Выбрать главу

DE NIEUWE START

De zomer loopt op zijn einde. De nachten worden koeler en ik lig weer ingestopt onder de dikke blauwe dekens met 'Hópitaux de Paris' erop. Elke dag brengt een aantal bekende gezichten terug die tijdens de vakantie afwezig zijn geweest: de vrouw van de linnenkamer, de tandarts, de jongen die de post rondbrengt, een verpleegster die oma van een kleine Thomas is geworden en de man die in juni zijn vinger had gebroken door een beddenstang. Routine en gewoonten keren terug, en die eerste keer in het ziekenhuis dat alles weer op gang komt bevestigt me in een zekerheid: ik ben echt aan een nieuw leven begonnen en dat speelt zich hier af, tussen dit bed, deze rolstoel en deze gangen, en nergens anders.

Het lukt me het liedje over de kangoeroe te brommen, maatstaf voor mijn vooruitgang bij logopedie:

Le kangourou a sautéle mur,

Le mur du zoo,

Mon Dieu qu'il était haut,

Mon Dieu qu'il était beau.

Over de nieuwe start van de anderen hoor ik alleen vage geruchten. Het nieuwe literaire seizoen, het nieuwe schooljaar, iedereen weer terug in Parijs, daar zal ik binnenkort meer van weten wanneer de reizigers hun weg naar Berck weer hebben gevonden, met in hun bagage een hele reeks fantastische nieuwtjes. Théophile schijnt rond te lopen op gympen waarvan de hakken gaan knipperen als hij ermee op de grond stampt. In het donker kun je zien waar hij is. Intussen geniet ik bijna opgewekt van de laatste week van augustus, want voor het eerst sinds een hele tijd heb ik niet dat afschuwelijke gevoel van aftellen, dat aan het begin van de vakantie begint en het grootste gedeelte ervan meedogenloos verpest.

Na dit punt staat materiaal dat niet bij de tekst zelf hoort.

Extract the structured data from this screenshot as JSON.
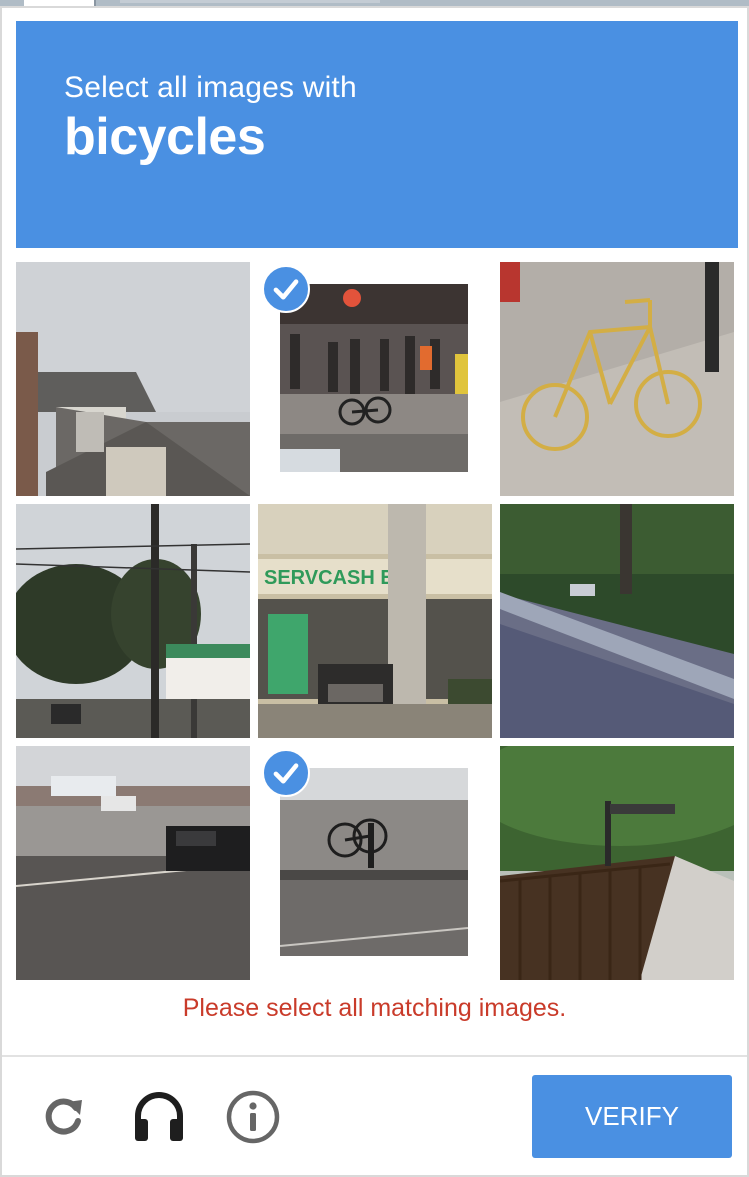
{
  "header": {
    "prompt": "Select all images with",
    "target": "bicycles",
    "color": "#4a90e2"
  },
  "tiles": [
    {
      "label": "tile-house-roof",
      "selected": false,
      "icon": ""
    },
    {
      "label": "tile-street-crowd-bicycle",
      "selected": true,
      "icon": "check-icon"
    },
    {
      "label": "tile-bicycle-rack-sculpture",
      "selected": false,
      "icon": ""
    },
    {
      "label": "tile-trees-power-lines",
      "selected": false,
      "icon": ""
    },
    {
      "label": "tile-storefront-car",
      "selected": false,
      "icon": ""
    },
    {
      "label": "tile-road-guardrail",
      "selected": false,
      "icon": ""
    },
    {
      "label": "tile-highway-car",
      "selected": false,
      "icon": ""
    },
    {
      "label": "tile-parked-bicycle",
      "selected": true,
      "icon": "check-icon"
    },
    {
      "label": "tile-hillside-bridge-railing",
      "selected": false,
      "icon": ""
    }
  ],
  "error_message": "Please select all matching images.",
  "error_color": "#c93b2a",
  "controls": {
    "reload_icon": "reload-icon",
    "audio_icon": "headphones-icon",
    "info_icon": "info-icon"
  },
  "verify_label": "VERIFY"
}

Met haar ellebogen op het verrijdbare formica tafeltje dat haar als bureau dient, leest Claude dit manuscript voor dat wij sinds twee maanden geduldig elke middag aan de stilte onttrekken. Het doet me plezier sommige bladzijden terug te horen. Andere stellen ons teleur. Is dat alles genoeg voor een boek? Terwijl ik luister kijk ik naar haar bruine lokken, haar bleke wangen die nauwelijks een kleur hebben gekregen van de zon en de wind, haar handen met lange, blauwige aders en het hele tafereel dat het herinneringsbeeld van een vlijtige zomer zal worden. Het grote blauwe schrift waarvan ze elke bladzijde met doorhalingen en grote zorgvuldigheid volschrijft, het schooletui vol reservepennen, de stapel papieren zakdoekjes voor als ik erg veel slijm ophoest, en haar portemonneetje van rood raffïa waar ze zo nu en dan geld uit pakt om koffie te halen. Door de half openstaande rits van haar gordeltasje zie ik de sleutel van een hotelkamer, een metrokaartje en een in vieren gevouwen briefje van honderd franc, als voorwerpen die een ruimteschip van een bezoek aan de aarde heeft meegenomen om te bestuderen wat de gangbare manieren van wonen, vervoer en handelsverkeer bij de aardbewoners zijn. Die aanblik laat me ontredderd en peinzend achter. Bestaan er in deze kosmos sleutels om mijn duikerpak open te maken? Een metrolijn zonder eindstation? Valuta's die zo hard zijn dat ik mijn vrijheid ermee kan terugkopen? Ik moet ergens anders zoeken. Daar ga ik heen.